Kanzlerin Merkel hat Ahnung vom Abgas

Berlin · Berlin Zeugin zu sein, darin ist Angela Merkel schon geübt. Vor drei Wochen musste sie im NSA-Untersuchungsausschuss zu den Abhörpraktiken des amerikanischen Geheimdienstes und des BND aussagen.

Damals präsentierte sich die Kanzlerin selbstsicher und unwissend. Eine Taktik, die sich offenbar aus ihrer Sicht bewährt hat. Im "U-Ausschuss" zur VW-Abgas-Affäre setzt sie am Mittwoch auf eine ähnliche Strategie. Merkel stellt sich zu Beginn der Sitzung vor, umreißt kurz die Themenkomplexe, und nach gut einer Stunde Befragung fällt folgender Satz: "Über das, was ich an Kenntnis habe, habe ich ihnen jetzt berichtet."

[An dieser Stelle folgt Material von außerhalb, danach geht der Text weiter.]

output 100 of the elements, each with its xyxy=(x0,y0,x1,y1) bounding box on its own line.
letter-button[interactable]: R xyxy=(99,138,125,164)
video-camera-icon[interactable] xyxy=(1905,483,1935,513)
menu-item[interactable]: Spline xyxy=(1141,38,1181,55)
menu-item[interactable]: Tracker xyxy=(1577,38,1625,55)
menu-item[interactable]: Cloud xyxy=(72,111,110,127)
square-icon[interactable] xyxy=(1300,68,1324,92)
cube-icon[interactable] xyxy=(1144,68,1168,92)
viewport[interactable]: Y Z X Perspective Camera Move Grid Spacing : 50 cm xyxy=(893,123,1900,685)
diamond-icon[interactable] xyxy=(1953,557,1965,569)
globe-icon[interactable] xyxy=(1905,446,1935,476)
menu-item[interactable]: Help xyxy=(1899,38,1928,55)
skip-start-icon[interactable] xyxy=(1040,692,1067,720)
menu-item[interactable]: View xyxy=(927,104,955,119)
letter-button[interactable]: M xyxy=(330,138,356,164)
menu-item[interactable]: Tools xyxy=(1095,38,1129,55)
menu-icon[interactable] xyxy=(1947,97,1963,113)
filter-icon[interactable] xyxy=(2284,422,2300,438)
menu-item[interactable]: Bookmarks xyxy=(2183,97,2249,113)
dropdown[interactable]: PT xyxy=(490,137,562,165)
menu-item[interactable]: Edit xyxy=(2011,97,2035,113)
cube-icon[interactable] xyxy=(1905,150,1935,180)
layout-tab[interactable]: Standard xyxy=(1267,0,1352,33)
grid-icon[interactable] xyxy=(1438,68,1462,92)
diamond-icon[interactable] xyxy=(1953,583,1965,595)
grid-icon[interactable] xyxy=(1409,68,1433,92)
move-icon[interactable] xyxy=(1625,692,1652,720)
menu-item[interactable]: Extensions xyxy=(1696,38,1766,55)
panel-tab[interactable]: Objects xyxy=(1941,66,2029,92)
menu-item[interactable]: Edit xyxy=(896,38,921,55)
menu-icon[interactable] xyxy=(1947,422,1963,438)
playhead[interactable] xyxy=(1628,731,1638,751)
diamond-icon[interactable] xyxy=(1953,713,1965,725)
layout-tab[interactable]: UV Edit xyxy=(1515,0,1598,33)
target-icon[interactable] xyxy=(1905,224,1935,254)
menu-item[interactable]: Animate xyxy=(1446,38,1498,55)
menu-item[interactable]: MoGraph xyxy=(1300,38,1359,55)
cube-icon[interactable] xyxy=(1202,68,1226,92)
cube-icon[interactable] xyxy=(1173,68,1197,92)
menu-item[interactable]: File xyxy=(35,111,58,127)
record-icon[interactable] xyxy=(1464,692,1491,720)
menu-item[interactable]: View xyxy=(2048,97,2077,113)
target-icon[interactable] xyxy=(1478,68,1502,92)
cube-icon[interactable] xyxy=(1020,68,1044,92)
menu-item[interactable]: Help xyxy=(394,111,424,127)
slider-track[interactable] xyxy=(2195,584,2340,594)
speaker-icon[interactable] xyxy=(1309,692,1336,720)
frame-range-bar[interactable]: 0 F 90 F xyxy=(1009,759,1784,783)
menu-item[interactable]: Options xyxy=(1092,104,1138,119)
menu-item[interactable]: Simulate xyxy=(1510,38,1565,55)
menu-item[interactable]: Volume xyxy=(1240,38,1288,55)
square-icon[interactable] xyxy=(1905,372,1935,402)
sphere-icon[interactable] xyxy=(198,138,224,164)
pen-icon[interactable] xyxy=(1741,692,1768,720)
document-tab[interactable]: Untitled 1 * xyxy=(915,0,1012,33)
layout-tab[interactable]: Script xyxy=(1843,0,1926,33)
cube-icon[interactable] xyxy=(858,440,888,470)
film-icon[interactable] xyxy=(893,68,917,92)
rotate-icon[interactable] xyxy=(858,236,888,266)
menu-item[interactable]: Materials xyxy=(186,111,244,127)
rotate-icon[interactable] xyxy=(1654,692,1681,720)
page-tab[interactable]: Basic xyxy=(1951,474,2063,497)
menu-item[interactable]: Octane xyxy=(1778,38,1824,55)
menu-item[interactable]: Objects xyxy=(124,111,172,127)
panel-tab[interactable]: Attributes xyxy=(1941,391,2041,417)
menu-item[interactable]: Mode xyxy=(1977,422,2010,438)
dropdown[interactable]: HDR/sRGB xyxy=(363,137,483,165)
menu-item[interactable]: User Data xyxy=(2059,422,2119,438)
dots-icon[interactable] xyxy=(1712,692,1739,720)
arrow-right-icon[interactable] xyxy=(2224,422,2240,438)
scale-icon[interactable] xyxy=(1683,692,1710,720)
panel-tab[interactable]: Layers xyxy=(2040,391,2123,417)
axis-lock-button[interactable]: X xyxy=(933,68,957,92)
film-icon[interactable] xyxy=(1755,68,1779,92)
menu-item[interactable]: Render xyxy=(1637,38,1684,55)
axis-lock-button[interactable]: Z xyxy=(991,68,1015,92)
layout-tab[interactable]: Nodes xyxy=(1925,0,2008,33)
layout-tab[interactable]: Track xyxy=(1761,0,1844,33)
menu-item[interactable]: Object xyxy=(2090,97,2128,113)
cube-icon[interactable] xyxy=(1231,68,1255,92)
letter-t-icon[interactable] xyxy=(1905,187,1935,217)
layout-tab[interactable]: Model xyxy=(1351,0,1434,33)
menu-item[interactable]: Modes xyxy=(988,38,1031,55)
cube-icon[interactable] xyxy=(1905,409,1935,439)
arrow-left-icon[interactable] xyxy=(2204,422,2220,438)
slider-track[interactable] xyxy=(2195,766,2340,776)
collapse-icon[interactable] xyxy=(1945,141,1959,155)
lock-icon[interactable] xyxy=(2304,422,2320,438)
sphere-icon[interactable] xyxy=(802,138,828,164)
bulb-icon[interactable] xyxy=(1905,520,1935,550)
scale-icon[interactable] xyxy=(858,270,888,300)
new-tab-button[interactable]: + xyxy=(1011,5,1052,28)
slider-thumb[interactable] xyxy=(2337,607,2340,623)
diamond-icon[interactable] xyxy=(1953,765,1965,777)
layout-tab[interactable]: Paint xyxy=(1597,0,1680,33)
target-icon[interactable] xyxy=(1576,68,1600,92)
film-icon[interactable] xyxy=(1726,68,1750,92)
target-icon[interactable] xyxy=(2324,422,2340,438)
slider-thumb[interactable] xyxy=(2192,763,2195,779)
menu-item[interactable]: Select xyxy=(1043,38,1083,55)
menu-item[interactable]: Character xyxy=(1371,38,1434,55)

Eigentlich könnte man nun Schluss machen. Meint Merkel. Macht der Ausschuss aber nicht, wenn man zum krönenden Abschluss der Untersuchung die Kanzlerin befragen kann. Es geht noch anderthalb Stunden weiter. Fast ein Jahr lang hat das Gremium versucht herauszufinden, ob die Bundesregierung irgendwie in den Skandal verstrickt gewesen ist. Je nach parteipolitischer Couleur kommt man zu unterschiedlichen Ergebnissen. Merkel jedenfalls betont, sie habe wie alle anderen auch am 19. September 2015 "durch die Medienberichterstattung" von der Affäre erfahren. Nach ihrer Erinnerung sei sie dann am 21. September von Bundesverkehrsminister Alexander Dobrindt (CSU) informiert worden. Mit dem damaligen VW-Chef Martin Winterkorn habe sie "wahrscheinlich" erst am 22. September telefoniert. Auf die Frage, was sie von ihm erfahren habe, antwortet die Kanzlern: "Nichts, was ich nicht schon gewusst hätte." Den Eindruck, dass die deutschen Behörden Fehler oder Versäumnisse bei dem Skandal begangen hätten, habe sie nicht. Der CSU-Mann Ulrich Lange lobt Merkels Auftritt als "souverän". Klar sei, "es gab kein Wegsehen der Regierung". Die Opposition hält die Kanzlerin hingegen für "verantwortungslos" und "nicht überzeugend". Irgendwann während der Sitzung witzelt der Grüne Oliver Krischer zu Merkel: "Ich habe den Eindruck, sie verstehen mehr von CO und Stickoxiden als zwei Verkehrsminister, die wir hier hatten." Gelächter im Saal. Da ist wohl was dran. Merkel war von 1994 bis 1998 Umweltministerin. Ahnung hat sie. Aber gewusst haben will sie nichts.